When we reject ourselves, and judge ourselves, and find ourselves guilty and punish ourselves so much, it looks like there is no love. It looks like there is only punishment, only suffering, only judgment in this world. Hell has many different levels. Some people are very deep in hell and other people are hardly in hell, but still they are in hell. There are very abusive relationships in hell and relationships with hardly any abuse.

You are no longer a child, and if you have an abusive relationship, it is because you accept that abuse, because you believe you deserve it.
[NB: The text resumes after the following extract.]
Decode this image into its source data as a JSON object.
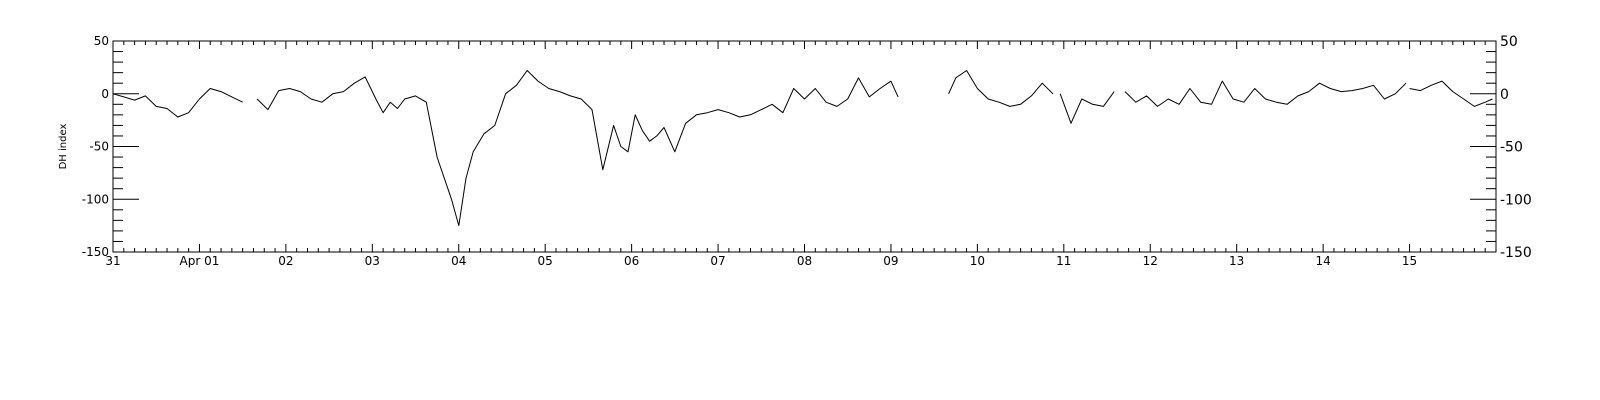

You have a limit to the amount of abuse you will accept, but no one in the whole world abuses you more than you abuse yourself. The limit of your self-abuse is the limit you will tolerate from other people. If someone abuses you more than you abuse yourself, you walk away, you run, you escape. But if someone abuses you a little less than you abuse yourself, perhaps you stay longer. You still deserve that abuse.

Usually in a normal relationship in hell, it's about payment for an injustice; it's about getting even. I abuse you the way you need to be abused, and you abuse me the way I need to be abused. We have a good equilibrium; it works. Of course, energy attracts the same kind of energy, the same vibration. If someone comes to you and says, "Oh, I am so abused," and you ask, "Well, why do you stay there?," he doesn't even know why. The truth is he needs that abuse because that is the way he punishes himself.

Life brings to you exactly what you need. There is perfect justice in hell. There is nothing to blame. We can even say that our suffering is a gift. If you just open your eyes and see what is around you, it's exactly what you need to clean your poison, to heal your wounds, to accept yourself, and to get out of hell.